El amigo americano
La sociedad española fue seducida en el periodo de entreguerras por la modernidad que llegaba de Estados Unidos
En los años veinte España se llenó de apaches. Algunos vinieron directamente de las praderas del lejano Oeste, otros se pasaron antes por París (suele ocurrir con los fenómenos culturales: siguen itinerarios imprevisibles y se mezclan, se vuelven mestizos, impuros). En esos tiempos se relacionaba a los apaches con cualquier tipo de violencia extrema, y se hablaba de los “apaches fascistas” o se calificaba de tales a los pistoleros que trabajaban para el hampa barcelonesa. En 1925 se desarticuló en Bilbao una “banda de apaches”. Pero se estrenó también una zarzuela, Los apaches de París, e incluso sonaba un cuplé a ritmo de charlestón que cantaba Celia Gámez y que en algún momento decía: “Si vas a París, papa, / cuidado con los apaches”. En las revistas de moda el asunto era la “silueta apache”: “un gran pañuelo —seguramente rojo— anudado al cuello y el pelo como trasquilado que cae en guedejas sobre la frente y en los lados”.
Lo cuenta el historiador Juan Francisco Fuentes en Bienvenido, Mister Chaplin (Taurus), un fascinante recorrido por la americanización del ocio y la cultura en la España de entreguerras, como reza el subtítulo, y que resulta muy saludable para vacunarse contra el vicio de la autenticidad y el purismo patriótico. La cuestión a la que procura responder el libro es qué fue lo que pasó para que la sociedad española, que salió desgarrada de la apabullante derrota que su Gobierno sufrió ante Estados Unidos en 1898, y que estaba sometida desde 1923 por la dictadura de Primo de Rivera a un fuerte proceso de nacionalización, quedara, sin embargo, seducida por todo aquello que llegaba de Estados Unidos: el cine de Hollywood, el jazz, la lengua inglesa, los rascacielos y el automóvil, la defensa de los derechos de la mujer, la tolerancia religiosa, el reto de gobernarse cada uno a sí mismo o, como apunta Fuentes, “el cuidado del cuerpo a través de la higiene y el deporte o la reivindicación de la vida al aire libre y del entorno natural como fuente de espiritualidad y conocimiento”.
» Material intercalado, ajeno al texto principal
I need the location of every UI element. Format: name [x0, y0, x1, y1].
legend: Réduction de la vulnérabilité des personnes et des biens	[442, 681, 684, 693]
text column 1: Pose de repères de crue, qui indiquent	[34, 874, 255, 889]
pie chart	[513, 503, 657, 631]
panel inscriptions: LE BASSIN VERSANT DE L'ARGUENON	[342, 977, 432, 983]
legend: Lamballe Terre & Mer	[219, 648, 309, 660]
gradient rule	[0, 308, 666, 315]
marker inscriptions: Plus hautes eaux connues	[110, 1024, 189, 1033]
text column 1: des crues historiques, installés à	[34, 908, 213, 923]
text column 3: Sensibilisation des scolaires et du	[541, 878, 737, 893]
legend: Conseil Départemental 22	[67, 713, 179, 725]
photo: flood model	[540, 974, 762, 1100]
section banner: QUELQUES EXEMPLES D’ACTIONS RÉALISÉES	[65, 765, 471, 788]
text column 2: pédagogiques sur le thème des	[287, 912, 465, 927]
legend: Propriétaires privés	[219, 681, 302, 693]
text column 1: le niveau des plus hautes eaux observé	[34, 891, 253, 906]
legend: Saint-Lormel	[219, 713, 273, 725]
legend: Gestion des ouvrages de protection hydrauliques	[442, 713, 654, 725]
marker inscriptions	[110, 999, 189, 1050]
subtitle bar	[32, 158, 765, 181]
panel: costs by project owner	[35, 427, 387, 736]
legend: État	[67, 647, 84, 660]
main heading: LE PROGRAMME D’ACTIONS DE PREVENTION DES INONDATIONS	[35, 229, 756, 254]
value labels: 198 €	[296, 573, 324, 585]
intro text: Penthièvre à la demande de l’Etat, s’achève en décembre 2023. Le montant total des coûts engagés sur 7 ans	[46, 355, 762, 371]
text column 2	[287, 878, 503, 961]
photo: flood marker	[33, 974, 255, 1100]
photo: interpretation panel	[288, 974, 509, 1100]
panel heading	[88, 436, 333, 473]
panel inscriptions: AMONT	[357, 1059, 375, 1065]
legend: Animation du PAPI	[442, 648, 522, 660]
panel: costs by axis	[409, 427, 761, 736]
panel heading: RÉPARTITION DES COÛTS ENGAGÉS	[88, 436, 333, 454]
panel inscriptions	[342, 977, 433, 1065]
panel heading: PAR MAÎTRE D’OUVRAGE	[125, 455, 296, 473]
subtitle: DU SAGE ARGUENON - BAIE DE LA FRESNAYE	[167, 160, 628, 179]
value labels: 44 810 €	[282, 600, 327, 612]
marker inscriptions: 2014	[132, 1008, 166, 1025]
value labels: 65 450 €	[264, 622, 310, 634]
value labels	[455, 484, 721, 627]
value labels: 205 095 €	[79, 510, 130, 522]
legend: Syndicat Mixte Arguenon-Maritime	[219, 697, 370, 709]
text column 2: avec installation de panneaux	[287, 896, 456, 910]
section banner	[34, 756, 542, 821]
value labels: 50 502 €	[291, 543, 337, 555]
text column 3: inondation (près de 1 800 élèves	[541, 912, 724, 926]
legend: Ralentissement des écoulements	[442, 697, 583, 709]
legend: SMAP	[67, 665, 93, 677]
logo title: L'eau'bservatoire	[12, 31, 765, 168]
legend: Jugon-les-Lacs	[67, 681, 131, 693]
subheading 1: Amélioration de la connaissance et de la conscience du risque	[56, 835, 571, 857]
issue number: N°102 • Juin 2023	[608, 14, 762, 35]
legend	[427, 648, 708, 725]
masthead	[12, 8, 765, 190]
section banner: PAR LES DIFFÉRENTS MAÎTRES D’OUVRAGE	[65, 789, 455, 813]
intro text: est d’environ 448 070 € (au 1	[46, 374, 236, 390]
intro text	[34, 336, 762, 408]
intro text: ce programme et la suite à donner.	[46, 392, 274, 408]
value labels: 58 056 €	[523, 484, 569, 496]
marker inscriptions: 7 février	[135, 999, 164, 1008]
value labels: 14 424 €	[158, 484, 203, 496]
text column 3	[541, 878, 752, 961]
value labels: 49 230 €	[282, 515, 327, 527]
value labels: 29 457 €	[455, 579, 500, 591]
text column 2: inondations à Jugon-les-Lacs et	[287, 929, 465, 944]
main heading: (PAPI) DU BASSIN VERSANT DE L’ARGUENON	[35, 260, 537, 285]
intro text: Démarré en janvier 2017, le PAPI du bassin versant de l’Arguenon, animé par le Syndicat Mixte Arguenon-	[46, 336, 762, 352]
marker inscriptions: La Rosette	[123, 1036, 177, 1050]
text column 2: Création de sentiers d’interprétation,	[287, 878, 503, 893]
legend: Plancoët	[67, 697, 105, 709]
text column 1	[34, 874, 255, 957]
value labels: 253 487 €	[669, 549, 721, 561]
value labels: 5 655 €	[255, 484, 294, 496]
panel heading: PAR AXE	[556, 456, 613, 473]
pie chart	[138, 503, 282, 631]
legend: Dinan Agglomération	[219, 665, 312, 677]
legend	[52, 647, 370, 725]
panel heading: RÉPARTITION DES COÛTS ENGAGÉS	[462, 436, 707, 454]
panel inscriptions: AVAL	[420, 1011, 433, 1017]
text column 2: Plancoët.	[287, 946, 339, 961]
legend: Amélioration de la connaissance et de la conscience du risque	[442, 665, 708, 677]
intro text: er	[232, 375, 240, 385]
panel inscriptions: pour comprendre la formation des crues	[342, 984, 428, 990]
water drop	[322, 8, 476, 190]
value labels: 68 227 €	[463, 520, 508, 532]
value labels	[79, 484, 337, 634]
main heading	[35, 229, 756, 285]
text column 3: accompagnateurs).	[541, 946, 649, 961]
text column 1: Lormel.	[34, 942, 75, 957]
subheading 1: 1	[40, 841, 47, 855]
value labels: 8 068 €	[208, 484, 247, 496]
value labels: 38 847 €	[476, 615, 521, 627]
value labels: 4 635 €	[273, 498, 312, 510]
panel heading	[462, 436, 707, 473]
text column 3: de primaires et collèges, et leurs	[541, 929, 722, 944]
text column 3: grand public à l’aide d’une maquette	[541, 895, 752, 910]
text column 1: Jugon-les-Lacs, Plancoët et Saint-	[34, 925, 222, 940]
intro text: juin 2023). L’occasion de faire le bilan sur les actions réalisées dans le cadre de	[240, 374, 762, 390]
El gran dilema al que se vio abocada la dictadura de Primo de Rivera —el mismo que padecían de distinta forma otros países europeos— era el de abrirse a la modernidad o el de perseverar en devolverle a España los valores tradicionales: Ejército, Iglesia y Corona, y amor a la religión y la patria. Una gran parte de la sociedad lo tuvo claro y, al final de la década, había elegido. “Los jóvenes se sentían dueños de una época que parecía hecha a su medida y que identificaban con la velocidad, el cine, el deporte, el maquinismo, la crisis de los valores tradicionales, el cambio en el estatus de la mujer y una concepción totalmente distinta de la política”, escribe Fuentes. Y llegó la República con todas sus promesas de construir un país diferente, abierto y plural, más justo, más libre.
Siempre ha sido difícil la relación entre Estados Unidos y Europa, está llena de ruidos y ambigüedades, idas y vueltas, amor y odio, y es pertinente recordarla ahora que el mundo parece estar transformándose de nuevo. Ya le ocurrió a Tocqueville en el siglo XIX: de un lado, la fascinación por su igualitarismo; de otro, el horror por su plutocracia. En 1936 se estrenó en España Tiempos modernos, de Charles Chaplin. Cuando empezó la guerra sufrió “un evidente ostracismo” en la zona de los militares rebeldes, cuenta Fuentes, mientras que los que estaban al otro lado del frente valoraban el compromiso de Chaplin con la República. Charlot, en aquellos tiempos duros de lucha contra los fascismos, era “uno de los nuestros”.